Channeling the Village People, “USMCA” (the US Mexico Canada Agreement) will replace the North American Free Trade Agreement (NAFTA) which entered into force in 1994. Business groups, especially in Canada, will breathe a sigh of relief. Despite tweaks here and there, USMCA is unlikely to disturb unduly the extensive integration between the three amigos in North America, except perhaps in terms of the motor vehicle industry where the changes are a little more extensive. Mostly though some of the world’s most competitive supply and value chains will continue as before and that is a good thing for industry, workers and consumers in that part of the world.
The deal does have some implications for New Zealand interests though:
- US dairy farmers will gain some additional access to the Canadian market, not a great deal more than under the former TPP and certainly not enough to bring down Canada’s extensive supply management for dairy
- Canada will phase out its “special milk class 7” scheme under which Canada was able to supply subsidised milk powder to global markets – that will be welcomed by New Zealand exporters
- Canada will rein in British Columbia’s scheme to allow sales of BC wine in supermarkets, while imported wines were relegated to specialty stores – this was a WTO dispute in the making and will assist NZ exporters. It remains to be seen whether Canadian restrictions on the distribution of wine in other provinces will be reformed
- The operation of controversial investor-state dispute settlement (ISDS) will no longer apply between the United States and Canada (but will continue between the United States and Mexico)

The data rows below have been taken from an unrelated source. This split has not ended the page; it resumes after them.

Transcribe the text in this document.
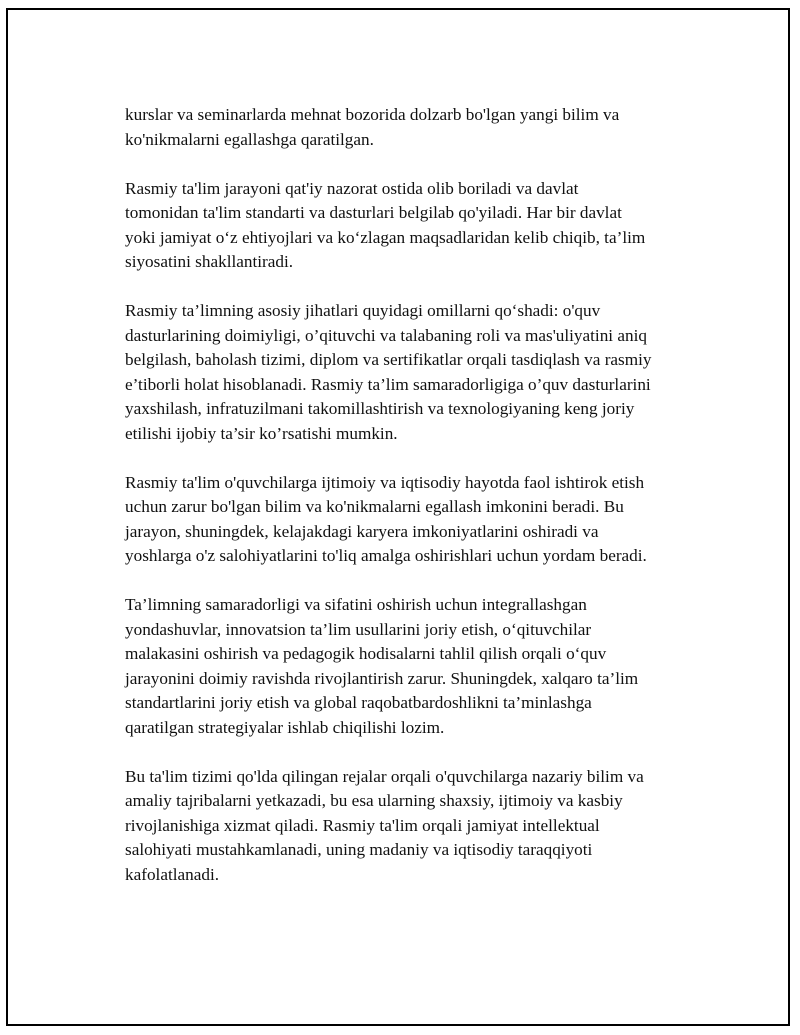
kurslar va seminarlarda mehnat bozorida dolzarb bo'lgan yangi bilim va
ko'nikmalarni egallashga qaratilgan.

Rasmiy ta'lim jarayoni qat'iy nazorat ostida olib boriladi va davlat
tomonidan ta'lim standarti va dasturlari belgilab qo'yiladi. Har bir davlat
yoki jamiyat o‘z ehtiyojlari va ko‘zlagan maqsadlaridan kelib chiqib, ta’lim
siyosatini shakllantiradi.

Rasmiy ta’limning asosiy jihatlari quyidagi omillarni qo‘shadi: o'quv
dasturlarining doimiyligi, o’qituvchi va talabaning roli va mas'uliyatini aniq
belgilash, baholash tizimi, diplom va sertifikatlar orqali tasdiqlash va rasmiy
e’tiborli holat hisoblanadi. Rasmiy ta’lim samaradorligiga o’quv dasturlarini
yaxshilash, infratuzilmani takomillashtirish va texnologiyaning keng joriy
etilishi ijobiy ta’sir ko’rsatishi mumkin.

Rasmiy ta'lim o'quvchilarga ijtimoiy va iqtisodiy hayotda faol ishtirok etish
uchun zarur bo'lgan bilim va ko'nikmalarni egallash imkonini beradi. Bu
jarayon, shuningdek, kelajakdagi karyera imkoniyatlarini oshiradi va
yoshlarga o'z salohiyatlarini to'liq amalga oshirishlari uchun yordam beradi.

Ta’limning samaradorligi va sifatini oshirish uchun integrallashgan
yondashuvlar, innovatsion ta’lim usullarini joriy etish, o‘qituvchilar
malakasini oshirish va pedagogik hodisalarni tahlil qilish orqali o‘quv
jarayonini doimiy ravishda rivojlantirish zarur. Shuningdek, xalqaro ta’lim
standartlarini joriy etish va global raqobatbardoshlikni ta’minlashga
qaratilgan strategiyalar ishlab chiqilishi lozim.

Bu ta'lim tizimi qo'lda qilingan rejalar orqali o'quvchilarga nazariy bilim va
amaliy tajribalarni yetkazadi, bu esa ularning shaxsiy, ijtimoiy va kasbiy
rivojlanishiga xizmat qiladi. Rasmiy ta'lim orqali jamiyat intellektual
salohiyati mustahkamlanadi, uning madaniy va iqtisodiy taraqqiyoti
kafolatlanadi.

- The US has extended the intellectual property provisions of the former TPP which were stripped out of CPTPP.
The latter two elements make it both easier and harder to negotiate a future FTA between the US and New Zealand. While the elimination of ISDS will be welcomed by the NZ Government, intellectual property remains a real sticking point.
One other provision is potentially hu-uge. The USMCA parties have agreed to consult and potentially withdraw commitments if one of them negotiates an FTA with a non-market economy (read: China). This is unusual for an FTA and calls into question future Canadian and Mexican support for the Free Trade Area of the Asia Pacific (FTAPP) which has been on APEC’s agenda for over a decade.
Revolutions in international trade seldom happen overnight. The devil is in the detail and the effects accumulate over time. It will doubtless prove so with USMCA but that it got done at all in the current trade climate is probably something to raise a royal eyebrow.